Navigating Capital Deployment in a Fully Valued Market

Navigating Capital Deployment in a Fully Valued Market

 

Figuring out where to put new money to work in today’s market can feel overwhelming. Since the 2020 pandemic, the market has been on a tremendous run which has seen the S&P 500 index less than 4% from all-time highs at time of writing. However, many feel caught in the turmoil of uncertainty as the market nervously waits on everything from presidential polls and geopolitical news to the highly anticipated Federal Reserve rate cut and technology sector growth. What gives?

It’s important to remember that big events like these eventually pass. The bears, the bulls, and the overall market sentiment will shift focus to the next issue.

For example, when the pandemic started in 2020, stock markets crashed as workers were sent home and businesses shuttered. The US employment rate spiked to over 10% as the worldwide economy stalled. Now we are in an economy with completely different risks like high inflation and borrowing rates.

Over the last few years of choppy markets, many investors pulled money out of domestic stocks, preferring the relative safety of bonds during a period when bond yields hit historic lows and returns evaporated. This chase for safety pushed many investors into taking less risk than they might have preferred, complicating their efforts to reach their goals. As the economy recovered and stocks rallied steeply, those who moved to safety have found it difficult to find value in a fully priced market.

We have met with others that have a sudden infusion of cash from a business sale or other event that they want to put to work, but find it difficult to invest more into stocks that have already seen meteoric rises in the last few years.

For clients with cash they would like to put to work, whatever the reason, we have found success using the following framework:

  1. Communicate and understand your current asset allocation and investment style

Start by discussing your existing asset allocation with a professional advisor. This step ensures that your recommended allocation reflects your financial behavior, risk tolerance, time horizon, and long-term goals. It’s important to take a step back and assess whether your current portfolio still meets your needs or if it’s time to reassess and make adjustments.
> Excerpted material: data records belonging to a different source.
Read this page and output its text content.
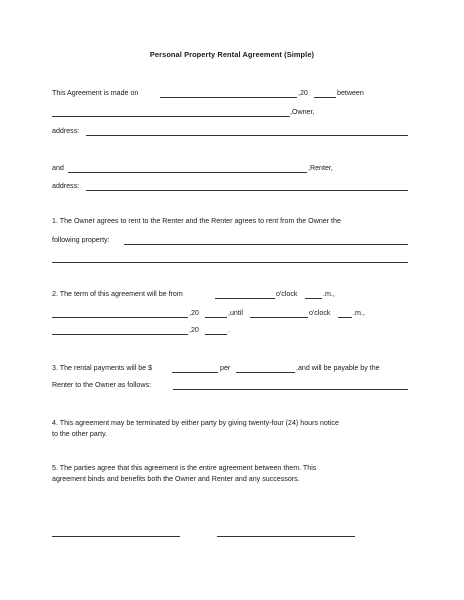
Personal Property Rental Agreement (Simple)
This Agreement is made on	,20	between
,Owner,
address:
and	,Renter,
address:
1. The Owner agrees to rent to the Renter and the Renter agrees to rent from the Owner the
following property:
2. The term of this agreement will be from	o'clock	.m.,
,20	,until	o'clock	.m.,
,20	.
3. The rental payments will be $	per	,and will be payable by the
Renter to the Owner as follows:
4. This agreement may be terminated by either party by giving twenty-four (24) hours notice
to the other party.
5. The parties agree that this agreement is the entire agreement between them. This
agreement binds and benefits both the Owner and Renter and any successors.
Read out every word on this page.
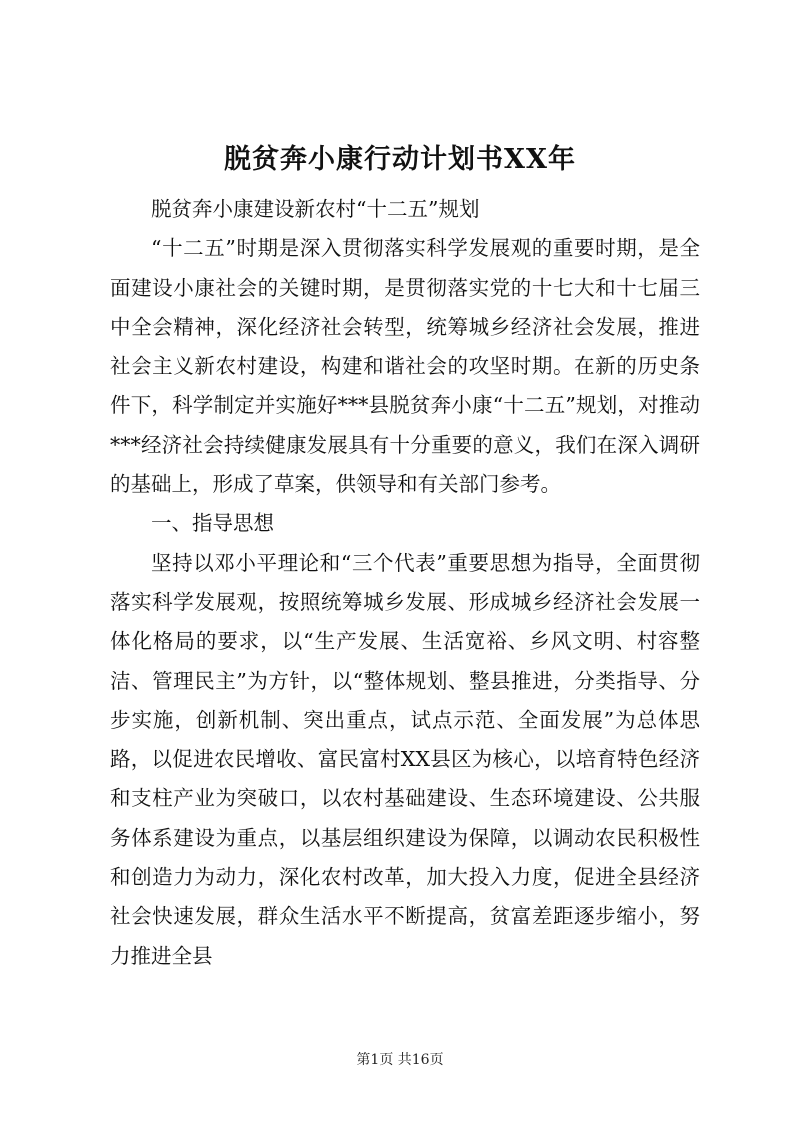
脱贫奔小康行动计划书XX年

脱贫奔小康建设新农村“十二五”规划

“十二五”时期是深入贯彻落实科学发展观的重要时期，是全面建设小康社会的关键时期，是贯彻落实党的十七大和十七届三中全会精神，深化经济社会转型，统筹城乡经济社会发展，推进社会主义新农村建设，构建和谐社会的攻坚时期。在新的历史条件下，科学制定并实施好***县脱贫奔小康“十二五”规划，对推动***经济社会持续健康发展具有十分重要的意义，我们在深入调研的基础上，形成了草案，供领导和有关部门参考。

一、指导思想

坚持以邓小平理论和“三个代表”重要思想为指导，全面贯彻落实科学发展观，按照统筹城乡发展、形成城乡经济社会发展一体化格局的要求，以“生产发展、生活宽裕、乡风文明、村容整洁、管理民主”为方针，以“整体规划、整县推进，分类指导、分步实施，创新机制、突出重点，试点示范、全面发展”为总体思路，以促进农民增收、富民富村XX县区为核心，以培育特色经济和支柱产业为突破口，以农村基础建设、生态环境建设、公共服务体系建设为重点，以基层组织建设为保障，以调动农民积极性和创造力为动力，深化农村改革，加大投入力度，促进全县经济社会快速发展，群众生活水平不断提高，贫富差距逐步缩小，努力推进全县

第1页 共16页
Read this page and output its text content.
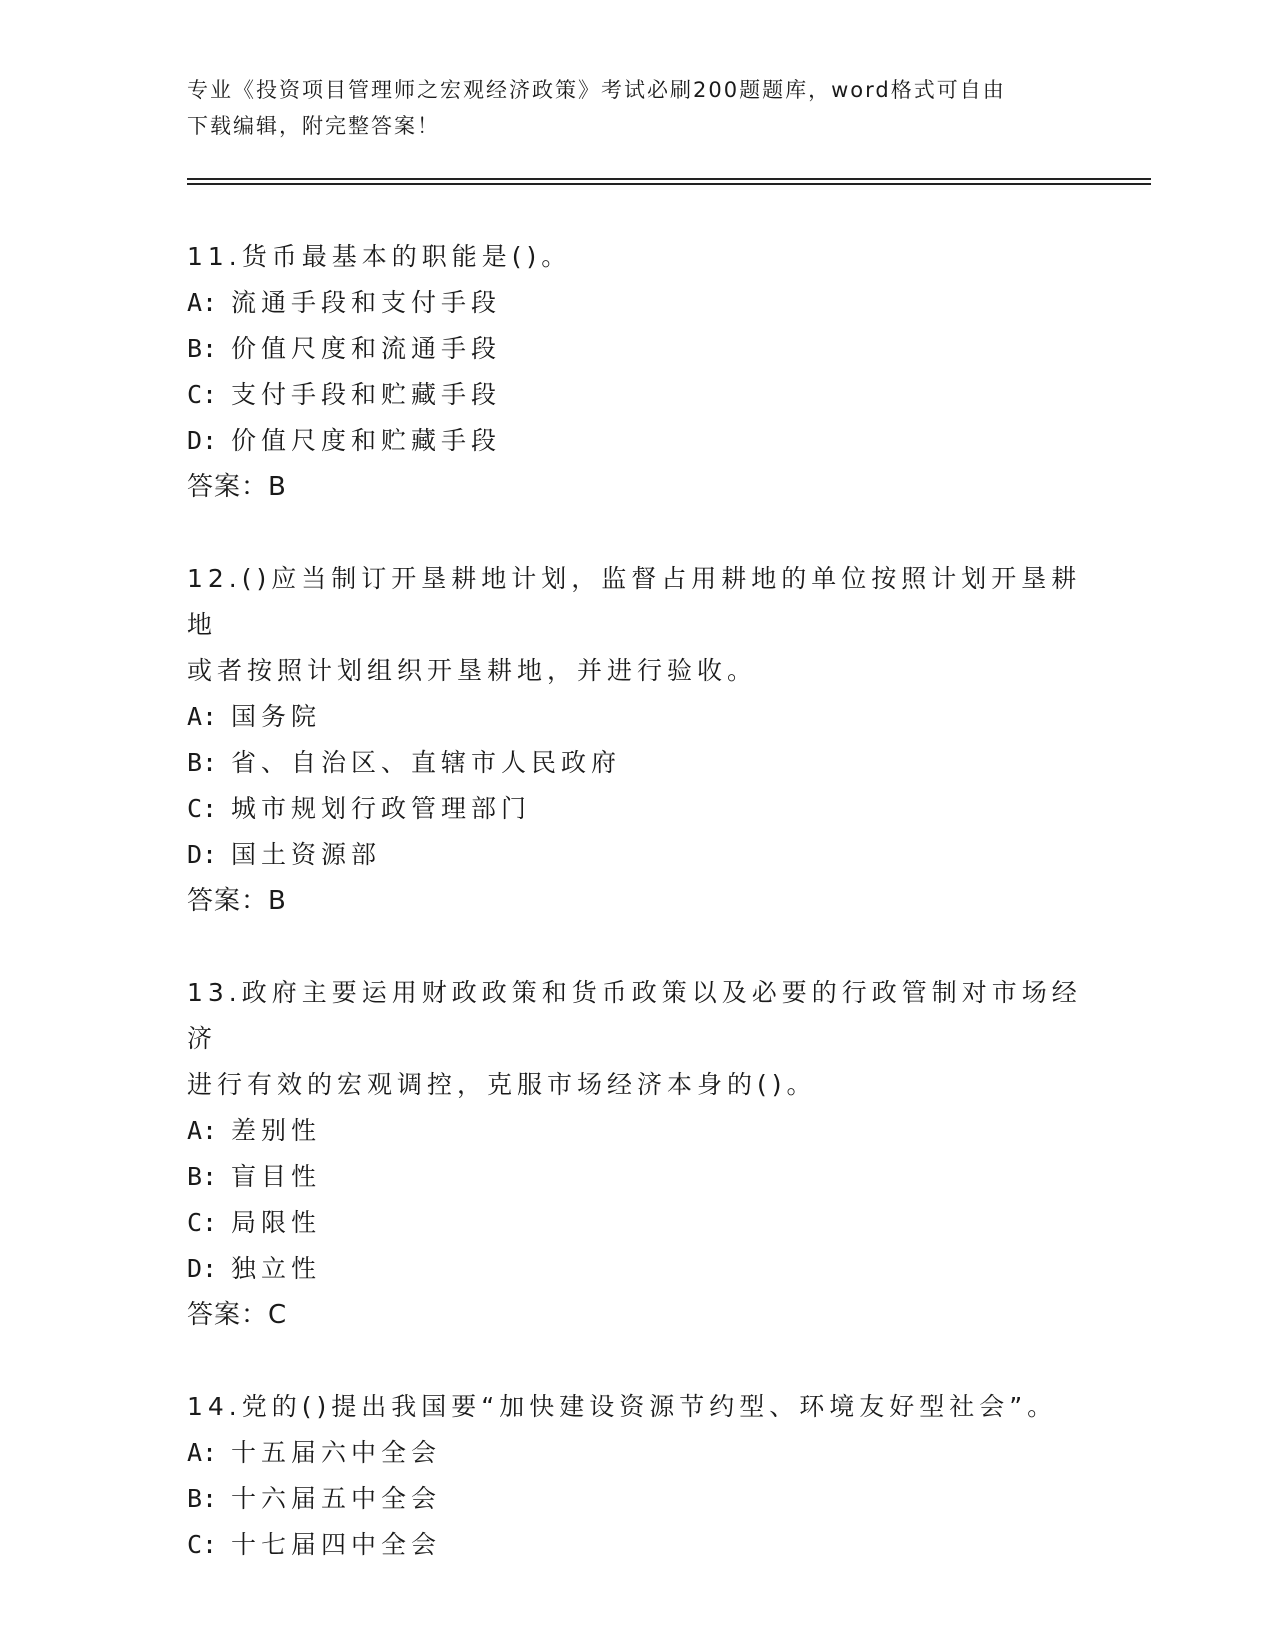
专业《投资项目管理师之宏观经济政策》考试必刷200题题库，word格式可自由
下载编辑，附完整答案！
11.货币最基本的职能是()。
A: 流通手段和支付手段
B: 价值尺度和流通手段
C: 支付手段和贮藏手段
D: 价值尺度和贮藏手段
答案：B
12.()应当制订开垦耕地计划，监督占用耕地的单位按照计划开垦耕地
或者按照计划组织开垦耕地，并进行验收。
A: 国务院
B: 省、自治区、直辖市人民政府
C: 城市规划行政管理部门
D: 国土资源部
答案：B
13.政府主要运用财政政策和货币政策以及必要的行政管制对市场经济
进行有效的宏观调控，克服市场经济本身的()。
A: 差别性
B: 盲目性
C: 局限性
D: 独立性
答案：C
14.党的()提出我国要“加快建设资源节约型、环境友好型社会”。
A: 十五届六中全会
B: 十六届五中全会
C: 十七届四中全会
  1. Establish a liquidity strategy and long-term allocation that you can stick to

Portfolio liquidity is often needed to cover short-term needs, maintain an emergency fund, and limit volatility in your overall portfolio. Determine a liquidity level that makes sense for your situation. From there, develop a long-term asset allocation that balances risk and return.

The key to an effective long-term allocation is creating a strategy that you can stick to, even in turbulent periods. Research shows that staying invested is critical to enjoying long-term returns, as significant market moves often happen in a limited number of days.

  1. Develop an entry strategy for each asset class

Once your asset allocation is established, determine a clear timeline for deploying funds. Cash and money markets can be invested right away to begin capturing yield. Bonds are often deployed quickly since models are aligned with the current interest rate environment.

For stocks, investing cash over a period of time can potentially take advantage of dips in the market and minimize the entry point risk of investing everything all at once. Phasing into stocks over several months or over a year can help mitigate entry-point risk.

For more sophisticated investors, options can be used to hedge entry risk and generate income. For instance, selling covered calls can provide additional income while waiting for the right moment to enter, while protective puts can safeguard against downside risks as you phase into stock positions.

  1. Evaluate long-term and passive investments regularly

Once your portfolio is in place, regular evaluation is key:

  • Assess how your active managers are performing relative to their benchmarks
  • Ensure that your passive allocation decisions are optimized
  • Consider adjusting asset allocation at pivotal life points, like retirement or a career change
  • Confirm that your passive investments align with your active strategies, avoiding over-concentration in any single area

Once you’ve completed these steps, you should have a firm understanding of how your investments should be invested for the long haul.

The best way to overcome the fear of investing in uncertain times is to think long-term, create a solid plan, and stick to it. Markets are often forward-looking and frequently recover before the broader economy shows improvement. Sitting down at the trade desk with a well-structured investment plan will help keep you focused on your long-term goals and prevent emotional reactions to short-term market fluctuations.

Over the course of five or ten years, a diversified portfolio has the potential to significantly outpace inflation, providing meaningful growth. Patience and discipline are often the key differentiators between a successful investment strategy and one derailed by short-term emotions. With the right framework in place, you can ensure that your capital remains productive and resilient, no matter the market conditions.